While the press/blogosphere and NoSQL advocates will have some fun with Oracle’s apparent flip-flop in this context, the underlying realities, imho, are pretty straightforward: if you need “Web scale” key-value/ISAM-centric storage, Oracle Berkeley DB is a strong competitor (as are Oracle Database and Oracle MySQL, for the vast majority of real-world application scenarios, but that entails digressing from NoSQL dogma); if you need Hadoop-style distributed processing, Oracle can play that card as well as any other vendor (and probably better, with its Exa* products); if you need document-centric storage, Oracle has several options for that domain as well. Check out Oracle SVP Andy Mendelsohn’s Database General Session for more details about the pragmatic realities of what NoSQL means to Oracle and its customers.
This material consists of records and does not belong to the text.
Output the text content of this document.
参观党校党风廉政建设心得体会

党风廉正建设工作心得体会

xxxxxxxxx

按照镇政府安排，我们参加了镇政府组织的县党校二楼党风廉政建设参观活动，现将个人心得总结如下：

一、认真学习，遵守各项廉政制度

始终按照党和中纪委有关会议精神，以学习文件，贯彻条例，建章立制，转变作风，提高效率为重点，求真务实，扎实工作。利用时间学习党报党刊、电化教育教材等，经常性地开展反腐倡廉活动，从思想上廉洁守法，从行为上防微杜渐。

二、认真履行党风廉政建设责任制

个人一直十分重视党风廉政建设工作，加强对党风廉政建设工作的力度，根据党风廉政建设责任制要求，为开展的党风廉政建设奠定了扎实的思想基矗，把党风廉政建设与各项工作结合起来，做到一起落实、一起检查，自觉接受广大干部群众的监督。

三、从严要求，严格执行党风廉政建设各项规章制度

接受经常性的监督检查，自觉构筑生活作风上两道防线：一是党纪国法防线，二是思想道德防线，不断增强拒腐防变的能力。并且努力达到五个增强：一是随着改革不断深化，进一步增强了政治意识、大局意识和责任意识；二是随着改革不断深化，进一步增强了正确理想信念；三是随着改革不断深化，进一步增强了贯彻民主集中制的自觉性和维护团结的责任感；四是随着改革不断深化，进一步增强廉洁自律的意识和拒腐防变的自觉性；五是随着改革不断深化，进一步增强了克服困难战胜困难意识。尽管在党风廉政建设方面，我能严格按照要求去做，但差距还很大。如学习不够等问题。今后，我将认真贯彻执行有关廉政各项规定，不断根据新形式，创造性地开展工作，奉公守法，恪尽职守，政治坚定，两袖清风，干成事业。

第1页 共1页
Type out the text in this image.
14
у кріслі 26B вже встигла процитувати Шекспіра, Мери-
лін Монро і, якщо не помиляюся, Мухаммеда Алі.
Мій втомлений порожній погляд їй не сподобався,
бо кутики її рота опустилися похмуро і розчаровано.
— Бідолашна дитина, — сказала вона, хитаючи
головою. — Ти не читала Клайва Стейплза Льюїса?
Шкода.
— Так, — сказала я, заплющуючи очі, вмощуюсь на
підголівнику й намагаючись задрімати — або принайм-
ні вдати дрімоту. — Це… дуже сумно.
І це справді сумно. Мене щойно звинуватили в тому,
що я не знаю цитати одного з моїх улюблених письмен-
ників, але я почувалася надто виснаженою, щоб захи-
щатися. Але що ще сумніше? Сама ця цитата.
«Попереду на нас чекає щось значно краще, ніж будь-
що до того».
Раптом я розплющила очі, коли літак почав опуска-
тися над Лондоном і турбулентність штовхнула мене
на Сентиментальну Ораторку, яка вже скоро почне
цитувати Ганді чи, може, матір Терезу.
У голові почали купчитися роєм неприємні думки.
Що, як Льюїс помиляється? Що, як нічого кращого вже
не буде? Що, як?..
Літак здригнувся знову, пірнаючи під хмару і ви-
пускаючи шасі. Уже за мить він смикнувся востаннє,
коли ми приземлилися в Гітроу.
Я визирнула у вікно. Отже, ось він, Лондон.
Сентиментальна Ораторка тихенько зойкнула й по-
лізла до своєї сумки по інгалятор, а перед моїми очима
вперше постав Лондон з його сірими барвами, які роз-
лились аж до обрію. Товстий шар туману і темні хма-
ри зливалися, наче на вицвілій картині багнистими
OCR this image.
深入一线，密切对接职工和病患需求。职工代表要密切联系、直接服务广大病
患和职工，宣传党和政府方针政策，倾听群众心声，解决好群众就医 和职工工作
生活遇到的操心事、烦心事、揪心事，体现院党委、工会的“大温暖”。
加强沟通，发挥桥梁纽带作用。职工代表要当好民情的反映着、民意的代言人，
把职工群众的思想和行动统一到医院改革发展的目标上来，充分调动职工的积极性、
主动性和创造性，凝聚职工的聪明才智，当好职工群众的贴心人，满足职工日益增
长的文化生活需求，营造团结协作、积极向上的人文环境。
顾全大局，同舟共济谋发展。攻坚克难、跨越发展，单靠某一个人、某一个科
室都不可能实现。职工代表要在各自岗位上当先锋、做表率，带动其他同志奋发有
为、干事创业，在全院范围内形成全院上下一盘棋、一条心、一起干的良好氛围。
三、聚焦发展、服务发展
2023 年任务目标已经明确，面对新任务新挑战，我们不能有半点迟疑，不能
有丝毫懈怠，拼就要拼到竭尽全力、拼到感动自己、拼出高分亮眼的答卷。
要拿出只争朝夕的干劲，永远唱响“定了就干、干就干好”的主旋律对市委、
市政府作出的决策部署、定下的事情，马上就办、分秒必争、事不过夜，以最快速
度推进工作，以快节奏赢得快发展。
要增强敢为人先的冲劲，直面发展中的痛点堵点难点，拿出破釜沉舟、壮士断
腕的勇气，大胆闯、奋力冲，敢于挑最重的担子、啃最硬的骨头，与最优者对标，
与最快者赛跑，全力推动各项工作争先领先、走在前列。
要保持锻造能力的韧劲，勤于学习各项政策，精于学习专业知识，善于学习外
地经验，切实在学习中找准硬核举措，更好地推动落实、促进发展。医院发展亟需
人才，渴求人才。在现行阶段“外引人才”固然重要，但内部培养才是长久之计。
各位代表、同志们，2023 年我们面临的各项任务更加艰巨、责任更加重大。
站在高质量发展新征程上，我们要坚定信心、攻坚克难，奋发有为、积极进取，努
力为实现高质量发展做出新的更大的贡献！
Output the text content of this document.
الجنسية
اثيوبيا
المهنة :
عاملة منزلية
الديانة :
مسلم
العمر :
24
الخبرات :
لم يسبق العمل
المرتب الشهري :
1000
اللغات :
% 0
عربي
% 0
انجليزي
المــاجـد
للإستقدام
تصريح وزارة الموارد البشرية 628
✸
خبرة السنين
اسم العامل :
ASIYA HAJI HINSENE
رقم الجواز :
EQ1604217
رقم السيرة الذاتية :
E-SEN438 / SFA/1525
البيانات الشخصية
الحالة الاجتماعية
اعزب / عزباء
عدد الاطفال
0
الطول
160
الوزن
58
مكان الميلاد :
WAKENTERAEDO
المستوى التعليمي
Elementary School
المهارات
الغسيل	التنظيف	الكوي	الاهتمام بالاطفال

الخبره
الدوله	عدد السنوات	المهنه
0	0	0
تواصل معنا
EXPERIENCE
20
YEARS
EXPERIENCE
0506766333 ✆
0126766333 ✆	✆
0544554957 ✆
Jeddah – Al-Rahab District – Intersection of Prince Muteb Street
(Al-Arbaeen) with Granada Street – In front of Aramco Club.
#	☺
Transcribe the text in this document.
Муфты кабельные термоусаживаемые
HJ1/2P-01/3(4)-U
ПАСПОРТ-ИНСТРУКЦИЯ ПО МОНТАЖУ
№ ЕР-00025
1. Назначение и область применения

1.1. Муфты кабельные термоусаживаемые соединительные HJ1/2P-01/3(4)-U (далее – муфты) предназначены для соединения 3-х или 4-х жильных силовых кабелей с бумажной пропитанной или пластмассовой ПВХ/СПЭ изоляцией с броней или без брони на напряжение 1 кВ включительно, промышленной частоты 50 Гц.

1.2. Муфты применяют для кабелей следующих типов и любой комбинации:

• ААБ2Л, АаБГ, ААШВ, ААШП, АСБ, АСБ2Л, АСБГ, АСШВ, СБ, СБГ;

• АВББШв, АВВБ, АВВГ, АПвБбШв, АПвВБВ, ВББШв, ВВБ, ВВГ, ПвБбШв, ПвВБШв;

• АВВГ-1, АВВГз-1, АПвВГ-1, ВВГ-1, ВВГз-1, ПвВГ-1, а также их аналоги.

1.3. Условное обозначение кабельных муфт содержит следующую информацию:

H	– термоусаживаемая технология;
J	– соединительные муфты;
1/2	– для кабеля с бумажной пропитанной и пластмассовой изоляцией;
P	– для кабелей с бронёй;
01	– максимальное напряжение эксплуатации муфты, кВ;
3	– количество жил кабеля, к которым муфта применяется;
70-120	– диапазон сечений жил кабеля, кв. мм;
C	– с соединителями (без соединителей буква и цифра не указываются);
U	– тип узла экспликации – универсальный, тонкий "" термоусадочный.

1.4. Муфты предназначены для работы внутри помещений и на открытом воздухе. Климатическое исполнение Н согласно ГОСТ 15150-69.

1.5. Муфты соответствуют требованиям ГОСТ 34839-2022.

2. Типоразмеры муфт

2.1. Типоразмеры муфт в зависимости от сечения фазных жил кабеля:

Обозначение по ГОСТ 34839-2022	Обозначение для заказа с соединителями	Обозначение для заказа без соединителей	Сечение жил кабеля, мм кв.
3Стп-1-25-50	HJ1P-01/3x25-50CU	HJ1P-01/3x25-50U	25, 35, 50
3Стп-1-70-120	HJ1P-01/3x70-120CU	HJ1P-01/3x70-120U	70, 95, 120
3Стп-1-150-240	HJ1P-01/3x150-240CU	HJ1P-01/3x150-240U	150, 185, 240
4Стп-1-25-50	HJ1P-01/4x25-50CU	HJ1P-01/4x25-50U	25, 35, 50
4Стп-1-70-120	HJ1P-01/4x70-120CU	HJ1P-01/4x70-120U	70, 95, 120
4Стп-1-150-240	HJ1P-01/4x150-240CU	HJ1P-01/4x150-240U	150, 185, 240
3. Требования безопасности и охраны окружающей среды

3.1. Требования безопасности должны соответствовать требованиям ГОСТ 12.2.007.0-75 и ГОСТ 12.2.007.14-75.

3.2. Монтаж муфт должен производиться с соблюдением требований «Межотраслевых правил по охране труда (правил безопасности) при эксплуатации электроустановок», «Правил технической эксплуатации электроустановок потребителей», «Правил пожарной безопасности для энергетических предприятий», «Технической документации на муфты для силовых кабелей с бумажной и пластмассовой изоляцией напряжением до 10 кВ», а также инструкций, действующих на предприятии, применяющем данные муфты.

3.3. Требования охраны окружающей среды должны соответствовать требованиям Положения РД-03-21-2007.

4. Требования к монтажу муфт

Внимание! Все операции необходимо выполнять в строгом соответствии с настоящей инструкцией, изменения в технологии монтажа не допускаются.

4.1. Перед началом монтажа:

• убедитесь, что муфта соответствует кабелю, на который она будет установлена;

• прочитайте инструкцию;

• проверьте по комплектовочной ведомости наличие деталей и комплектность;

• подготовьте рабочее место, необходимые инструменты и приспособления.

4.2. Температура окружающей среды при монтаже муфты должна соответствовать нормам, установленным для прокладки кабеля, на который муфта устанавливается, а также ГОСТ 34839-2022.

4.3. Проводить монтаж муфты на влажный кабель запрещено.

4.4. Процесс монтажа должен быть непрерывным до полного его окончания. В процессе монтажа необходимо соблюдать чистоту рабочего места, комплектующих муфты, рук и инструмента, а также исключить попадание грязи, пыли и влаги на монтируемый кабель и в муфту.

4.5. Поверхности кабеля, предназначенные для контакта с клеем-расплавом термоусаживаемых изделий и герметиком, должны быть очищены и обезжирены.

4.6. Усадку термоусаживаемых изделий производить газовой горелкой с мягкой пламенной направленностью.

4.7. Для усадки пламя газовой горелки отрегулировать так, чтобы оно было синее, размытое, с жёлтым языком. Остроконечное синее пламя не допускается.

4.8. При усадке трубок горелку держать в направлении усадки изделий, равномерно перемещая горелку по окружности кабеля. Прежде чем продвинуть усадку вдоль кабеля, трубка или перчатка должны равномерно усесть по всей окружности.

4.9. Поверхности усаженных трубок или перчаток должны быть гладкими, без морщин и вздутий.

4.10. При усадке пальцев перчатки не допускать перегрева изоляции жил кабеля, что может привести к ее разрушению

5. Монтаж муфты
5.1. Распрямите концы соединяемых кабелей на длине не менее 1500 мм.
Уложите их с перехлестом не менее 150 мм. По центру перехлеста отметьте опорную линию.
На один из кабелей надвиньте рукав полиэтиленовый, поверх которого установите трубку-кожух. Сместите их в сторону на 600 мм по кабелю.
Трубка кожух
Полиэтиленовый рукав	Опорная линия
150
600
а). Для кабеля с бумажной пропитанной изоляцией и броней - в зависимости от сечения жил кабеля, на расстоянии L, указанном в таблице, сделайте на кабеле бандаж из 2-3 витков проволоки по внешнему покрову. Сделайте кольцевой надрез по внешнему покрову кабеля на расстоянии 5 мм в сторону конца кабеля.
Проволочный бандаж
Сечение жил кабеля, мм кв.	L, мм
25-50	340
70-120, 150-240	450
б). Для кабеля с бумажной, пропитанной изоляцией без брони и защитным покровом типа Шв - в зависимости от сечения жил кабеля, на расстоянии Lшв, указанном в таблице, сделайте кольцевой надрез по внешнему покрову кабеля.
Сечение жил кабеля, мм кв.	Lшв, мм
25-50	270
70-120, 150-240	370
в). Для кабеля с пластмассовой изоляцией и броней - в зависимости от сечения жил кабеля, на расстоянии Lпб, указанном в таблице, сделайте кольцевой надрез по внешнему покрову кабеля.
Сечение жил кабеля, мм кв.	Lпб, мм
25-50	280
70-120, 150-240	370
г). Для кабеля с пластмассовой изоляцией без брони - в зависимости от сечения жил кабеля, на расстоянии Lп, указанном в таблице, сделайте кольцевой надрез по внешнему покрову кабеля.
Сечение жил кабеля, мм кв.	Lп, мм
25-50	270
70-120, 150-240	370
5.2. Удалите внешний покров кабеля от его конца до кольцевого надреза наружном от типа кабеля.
Oracle's introduction of its Big Data Appliance at the OpenWorld conference here this week is an indication of the attention it is being forced to pay to NoSQL database technology.
Oracle's appliance is based on Apache Hadoop software, a new Oracle NoSQL database and an open source distribution of R, a programming language for statistical analysis.
The product is being positioned by Oracle largely as something that companies can use to acquire and organize unstructured data before passing it on to its Exadata appliance. Oracle also has tools that will allow companies to run analytics applications directly on the big Data Appliance if they choose to.